A speech by HRH The Prince of Wales at a reception to mark the Granting of a Royal Charter to the Oxford Centre for Islamic Studies
Published
This is a truly historic award – the first Islamic organization to be so honoured in the long history of this country.
Your Royal Highnesses, Your Highness, Ladies and Gentlemen, Al-Salaam Alaikum.
Having been Patron of the Oxford Centre for Islamic Studies for the past eighteen years, I can only say what a great pleasure it is to mark the grant of a Royal Charter to the Oxford Centre for Islamic Studies. This is a truly historic award – the first Islamic organization to be so honoured in the long history of this country. The tradition of the Royal Charter stretches back to the thirteenth century. O.C.I.S. now joins an august family of Charter holders which includes distinguished livery companies, centres of academic excellence including our ancient Universities of Oxford and Cambridge, and charitable organizations.
And at this point being an old Cambridge man can I just mention that Cambridge got its Royal Charter 10 years before Oxford.
Many of you here this evening were far-sighted enough to see the importance - and potential - of the Centre in its very early days in the mid-1980s. I can only offer my heartfelt thanks to each of you for your support, especially the Centre’s Trustees, past and present, and the University of Oxford itself which has worked so closely and effectively with the Centre.
Much has changed since the Centre began its life in a wooden hut on St. Cross Road! If I may say so, that hut is a very far cry from the magnificent new building which has risen off the end of The High, behind Magdalen College, which so harmoniously recalls Matthew Arnold’s “Dreaming Spires” together with classical Islamic styles. But, while the building has changed quite a bit, the academic principles on which the Centre was founded – excellence in scholarship, dialogue, discussion and mutual respect – have remained constant.

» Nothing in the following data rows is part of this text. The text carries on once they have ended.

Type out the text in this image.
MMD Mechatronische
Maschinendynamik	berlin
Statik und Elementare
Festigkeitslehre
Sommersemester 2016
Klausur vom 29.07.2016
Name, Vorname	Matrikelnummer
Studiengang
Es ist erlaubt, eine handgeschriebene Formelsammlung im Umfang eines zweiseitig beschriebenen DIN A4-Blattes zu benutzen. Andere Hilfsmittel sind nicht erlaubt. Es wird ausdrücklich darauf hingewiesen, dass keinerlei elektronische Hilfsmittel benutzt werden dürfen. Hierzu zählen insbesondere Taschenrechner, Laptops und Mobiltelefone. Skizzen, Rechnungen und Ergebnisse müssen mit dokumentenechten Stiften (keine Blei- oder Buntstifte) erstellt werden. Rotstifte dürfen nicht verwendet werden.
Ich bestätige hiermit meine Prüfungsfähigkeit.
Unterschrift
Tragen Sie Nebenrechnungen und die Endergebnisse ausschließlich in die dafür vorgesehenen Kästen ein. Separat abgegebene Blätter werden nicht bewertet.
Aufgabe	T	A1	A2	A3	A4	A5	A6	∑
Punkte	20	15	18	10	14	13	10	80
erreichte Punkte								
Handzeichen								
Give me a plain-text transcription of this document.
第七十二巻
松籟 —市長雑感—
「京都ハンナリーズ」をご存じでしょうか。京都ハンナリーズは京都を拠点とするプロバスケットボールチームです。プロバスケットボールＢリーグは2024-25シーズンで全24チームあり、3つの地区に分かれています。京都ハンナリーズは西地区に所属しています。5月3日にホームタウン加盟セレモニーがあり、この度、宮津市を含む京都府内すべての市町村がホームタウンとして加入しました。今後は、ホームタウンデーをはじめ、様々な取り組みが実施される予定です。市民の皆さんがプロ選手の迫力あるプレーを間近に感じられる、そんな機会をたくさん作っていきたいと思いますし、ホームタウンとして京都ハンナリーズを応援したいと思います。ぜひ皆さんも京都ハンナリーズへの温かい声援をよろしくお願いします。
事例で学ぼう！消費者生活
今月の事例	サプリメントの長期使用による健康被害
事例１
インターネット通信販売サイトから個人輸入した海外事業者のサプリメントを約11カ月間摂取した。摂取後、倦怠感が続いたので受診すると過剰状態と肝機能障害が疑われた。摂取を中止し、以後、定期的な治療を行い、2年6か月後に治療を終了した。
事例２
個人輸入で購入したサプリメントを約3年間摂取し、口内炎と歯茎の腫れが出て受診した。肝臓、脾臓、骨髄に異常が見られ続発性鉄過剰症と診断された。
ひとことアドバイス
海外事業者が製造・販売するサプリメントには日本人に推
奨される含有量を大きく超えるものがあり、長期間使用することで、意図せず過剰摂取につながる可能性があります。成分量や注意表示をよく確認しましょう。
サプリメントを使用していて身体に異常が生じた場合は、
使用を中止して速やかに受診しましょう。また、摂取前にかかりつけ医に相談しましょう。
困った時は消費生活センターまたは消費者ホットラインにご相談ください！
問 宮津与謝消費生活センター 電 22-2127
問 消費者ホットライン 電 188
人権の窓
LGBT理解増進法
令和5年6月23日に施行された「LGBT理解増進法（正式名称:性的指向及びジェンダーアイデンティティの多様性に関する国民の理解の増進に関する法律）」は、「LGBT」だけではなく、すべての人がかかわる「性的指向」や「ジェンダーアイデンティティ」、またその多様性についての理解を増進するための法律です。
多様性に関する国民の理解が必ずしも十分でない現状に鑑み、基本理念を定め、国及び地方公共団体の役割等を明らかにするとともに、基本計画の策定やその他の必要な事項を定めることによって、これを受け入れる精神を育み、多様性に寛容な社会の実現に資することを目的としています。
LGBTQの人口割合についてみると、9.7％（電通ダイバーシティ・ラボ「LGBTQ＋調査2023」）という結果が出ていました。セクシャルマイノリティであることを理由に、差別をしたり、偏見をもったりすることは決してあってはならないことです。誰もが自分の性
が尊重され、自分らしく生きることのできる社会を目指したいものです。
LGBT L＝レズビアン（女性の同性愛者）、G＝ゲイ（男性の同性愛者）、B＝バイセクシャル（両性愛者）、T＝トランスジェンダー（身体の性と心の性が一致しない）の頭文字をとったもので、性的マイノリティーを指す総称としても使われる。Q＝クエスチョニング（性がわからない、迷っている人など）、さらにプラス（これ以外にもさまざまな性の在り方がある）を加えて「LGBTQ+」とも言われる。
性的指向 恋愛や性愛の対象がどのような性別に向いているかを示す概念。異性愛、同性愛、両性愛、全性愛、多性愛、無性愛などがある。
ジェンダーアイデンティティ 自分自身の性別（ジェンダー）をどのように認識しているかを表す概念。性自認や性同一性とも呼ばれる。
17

It seems to me absolutely right that, here in the United Kingdom, we should do all we can to nurture an institution which not only promotes a better informed understanding of Islamic culture and civilization, and the challenges facing Muslim communities, but which can also remind both the Islamic world and the West of those timeless, universal principles of harmony enshrined within Islam that the world needs so urgently to re-discover in the battle to preserve the future for our descendants. Only from such understanding can we increase the dialogue, respect and tolerance which underpin our national values. This is something I have been trying to do for more than two decades. Indeed, it was under the aegis of the Oxford Centre for Islamic Studies in 1993 – and standing next to a strikingly young-looking Farhan Nizami! – that I set out my thoughts in a speech called “Islam and the West”. Interestingly, it is still the only speech which brings in a bit of an income each year!
I have a feeling that many of the potential problems I spoke about then have come to pass… But that simply underscores even more firmly the importance of institutions like the Centre in promoting the sort of dialogue and mutual understanding which are sorely needed in the modern world.
Your Royal Highnesses, Ladies and Gentlemen, in concluding may I say once again how delighted I am that so many of the Centre’s supporters have been able to come to St. James’s Palace this evening, especially those of you who have travelled from afar. I hope that you will all join me in congratulating the Centre on a truly remarkable achievement.